# Homework Help: Question about imaginary numbers

1. Jan 19, 2012

### hms.tech

1. The problem statement, all variables and given/known data

For a real number x, √√(-x) equals :

a) +x b) -x c) complex d) pure imaginary

2. Relevant equations

√-1 = i

3. The attempt at a solution

Here is what i did:
If x is a positive real number then the answer comes out to be x^0.25 * √i (now what is square root of i equal to?)

But if x is a negative real number then the solution would be :
x^0.25

I don't know what to do next, any help would be appreciated.

2. Jan 19, 2012

Have you learnt how to take the square roots of complex numbers?

3. Jan 19, 2012

### genericusrnme

do you know about the old $re^{i x} = r Cos[x]+r i Sin[x]$?
if so, I'd use that

4. Jan 19, 2012

### HallsofIvy

If $(a+bi)^2= i$ then $a^2- b^2+ (2ab)i= 0+ 1(i)$ so you must have $a^2- b^2= 0$ and 2ab= 1. Solve for the values of a and b.
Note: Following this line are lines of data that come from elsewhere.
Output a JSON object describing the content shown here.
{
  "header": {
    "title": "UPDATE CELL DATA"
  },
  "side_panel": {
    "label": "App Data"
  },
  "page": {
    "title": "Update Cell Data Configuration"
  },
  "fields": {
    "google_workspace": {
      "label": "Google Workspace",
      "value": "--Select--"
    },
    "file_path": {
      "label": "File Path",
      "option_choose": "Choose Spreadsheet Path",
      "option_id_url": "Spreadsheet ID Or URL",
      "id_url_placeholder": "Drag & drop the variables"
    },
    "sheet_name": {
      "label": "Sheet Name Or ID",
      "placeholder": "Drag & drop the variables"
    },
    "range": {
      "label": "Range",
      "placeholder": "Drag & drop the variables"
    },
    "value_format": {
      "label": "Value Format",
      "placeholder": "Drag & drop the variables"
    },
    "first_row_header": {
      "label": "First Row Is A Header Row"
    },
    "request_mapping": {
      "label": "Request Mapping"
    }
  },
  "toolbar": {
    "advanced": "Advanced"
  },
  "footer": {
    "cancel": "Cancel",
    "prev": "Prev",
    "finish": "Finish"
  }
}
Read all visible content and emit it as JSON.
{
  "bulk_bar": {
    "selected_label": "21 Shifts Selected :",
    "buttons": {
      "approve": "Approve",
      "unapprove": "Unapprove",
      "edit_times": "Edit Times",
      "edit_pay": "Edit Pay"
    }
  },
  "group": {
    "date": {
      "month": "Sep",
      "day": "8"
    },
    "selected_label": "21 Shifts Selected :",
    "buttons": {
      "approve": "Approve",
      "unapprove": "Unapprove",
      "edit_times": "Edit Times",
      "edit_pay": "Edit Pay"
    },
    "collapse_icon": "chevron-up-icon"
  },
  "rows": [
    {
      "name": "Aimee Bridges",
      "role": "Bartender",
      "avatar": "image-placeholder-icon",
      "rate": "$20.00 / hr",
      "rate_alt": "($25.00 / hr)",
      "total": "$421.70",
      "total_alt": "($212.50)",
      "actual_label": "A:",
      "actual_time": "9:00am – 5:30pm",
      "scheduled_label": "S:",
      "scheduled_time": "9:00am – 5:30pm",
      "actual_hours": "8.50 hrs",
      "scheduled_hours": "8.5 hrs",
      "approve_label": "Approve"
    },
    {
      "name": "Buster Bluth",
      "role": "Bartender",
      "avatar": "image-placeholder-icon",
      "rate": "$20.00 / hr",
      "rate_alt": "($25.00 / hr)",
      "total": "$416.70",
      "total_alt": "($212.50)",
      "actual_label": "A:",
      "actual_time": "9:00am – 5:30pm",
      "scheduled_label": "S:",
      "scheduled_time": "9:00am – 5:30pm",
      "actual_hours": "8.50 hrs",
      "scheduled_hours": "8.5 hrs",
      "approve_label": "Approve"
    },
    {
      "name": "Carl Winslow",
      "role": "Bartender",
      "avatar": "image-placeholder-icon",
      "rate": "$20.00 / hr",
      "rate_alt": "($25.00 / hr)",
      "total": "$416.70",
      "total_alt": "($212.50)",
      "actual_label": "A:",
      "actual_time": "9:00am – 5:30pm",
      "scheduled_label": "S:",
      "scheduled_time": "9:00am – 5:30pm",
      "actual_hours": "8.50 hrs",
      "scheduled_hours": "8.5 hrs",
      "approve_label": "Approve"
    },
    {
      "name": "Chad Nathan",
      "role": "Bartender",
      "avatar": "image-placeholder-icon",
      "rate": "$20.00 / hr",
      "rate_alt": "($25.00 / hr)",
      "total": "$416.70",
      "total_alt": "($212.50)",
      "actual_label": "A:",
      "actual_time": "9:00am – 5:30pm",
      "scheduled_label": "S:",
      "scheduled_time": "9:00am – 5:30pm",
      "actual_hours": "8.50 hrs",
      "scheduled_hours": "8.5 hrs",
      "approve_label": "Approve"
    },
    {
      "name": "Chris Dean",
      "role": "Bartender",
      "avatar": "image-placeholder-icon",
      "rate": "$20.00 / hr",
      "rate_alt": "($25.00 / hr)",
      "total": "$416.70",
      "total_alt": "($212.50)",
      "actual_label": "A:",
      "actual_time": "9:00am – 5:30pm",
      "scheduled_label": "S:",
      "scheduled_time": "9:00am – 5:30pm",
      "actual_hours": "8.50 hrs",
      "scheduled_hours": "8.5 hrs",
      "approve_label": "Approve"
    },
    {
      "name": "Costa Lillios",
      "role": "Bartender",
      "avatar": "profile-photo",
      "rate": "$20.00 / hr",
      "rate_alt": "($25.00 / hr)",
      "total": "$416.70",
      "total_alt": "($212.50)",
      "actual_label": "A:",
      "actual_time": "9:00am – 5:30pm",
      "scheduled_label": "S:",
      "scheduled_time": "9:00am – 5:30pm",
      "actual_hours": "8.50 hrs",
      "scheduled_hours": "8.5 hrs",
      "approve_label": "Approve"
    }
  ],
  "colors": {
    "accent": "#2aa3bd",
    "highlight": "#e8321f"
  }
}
Last edited by a moderator: Jan 20, 2012
5. Jan 19, 2012

### vela

Staff Emeritus
You mean |x|1/4.

Since this is a multiple-choice question, you should be able to deduce what the correct answer is. I hope you can see that you can rule out the first two choices, so the answer has to be complex or purely imaginary. Can you rule out one or the other?

6. Jan 20, 2012

### hms.tech

No, can teach me that ?
It would really help me

If $(a+bi)^2= i$
^^how is that TRUE ?

7. Jan 20, 2012

### hms.tech

I know about that identity, but I can't figure out how would ot apply to this situation

8. Jan 20, 2012

### Mentallic

What is the mod-arg form for i? Now, how can $$\sqrt{re^{i\theta}}$$ be simplified?

9. Jan 20, 2012

### hms.tech

Alright, so for x=1
Or another one, and perhaps i should have opened with this one, is 1

Complex

What do you think, am i right ?

10. Jan 20, 2012

### HallsofIvy

You asked for the square root of i, didn't you? If a+ bi is the square root of i, then $(a+ bi)^2$ is equal to i.

11. Jan 21, 2012

### hms.tech

Alright, understood.

I have a concern however, why do I get two different answers by
Using the two methods
1.which was stated by hallsofivy
2.the one which uses Taylor series representation to represent
a complex number in e^(ix) form.

12. Jan 21, 2012

### HallsofIvy

Well, what answers did you get?

13. Jan 23, 2012

### hms.tech

Alright, this one is by the taylor series representation method:

i = e^(i*π/2)
so, √i = e^(i*π/4)

now representing the complex number in the form x+yi :

cos(π/4)+isin(π/4) = √i

so, the answer is 1/√2 + i1/√2

and the answer by the other method :

let i = (a + bi)^2

is exactly the same as before.
My bad on post no. 11

anyways, thanks

14. Jan 23, 2012

### SammyS

Staff Emeritus
Of course, if x ≤ 0, then $\sqrt{\sqrt{-x}\ }$ is a real number.

15. Jan 23, 2012

### HallsofIvy

In the complex numbers, every number has two square roots.
$$\sqrt{i}= \frac{1}{\sqrt{2}}\pm i\frac{1}{\sqrt{2}}$$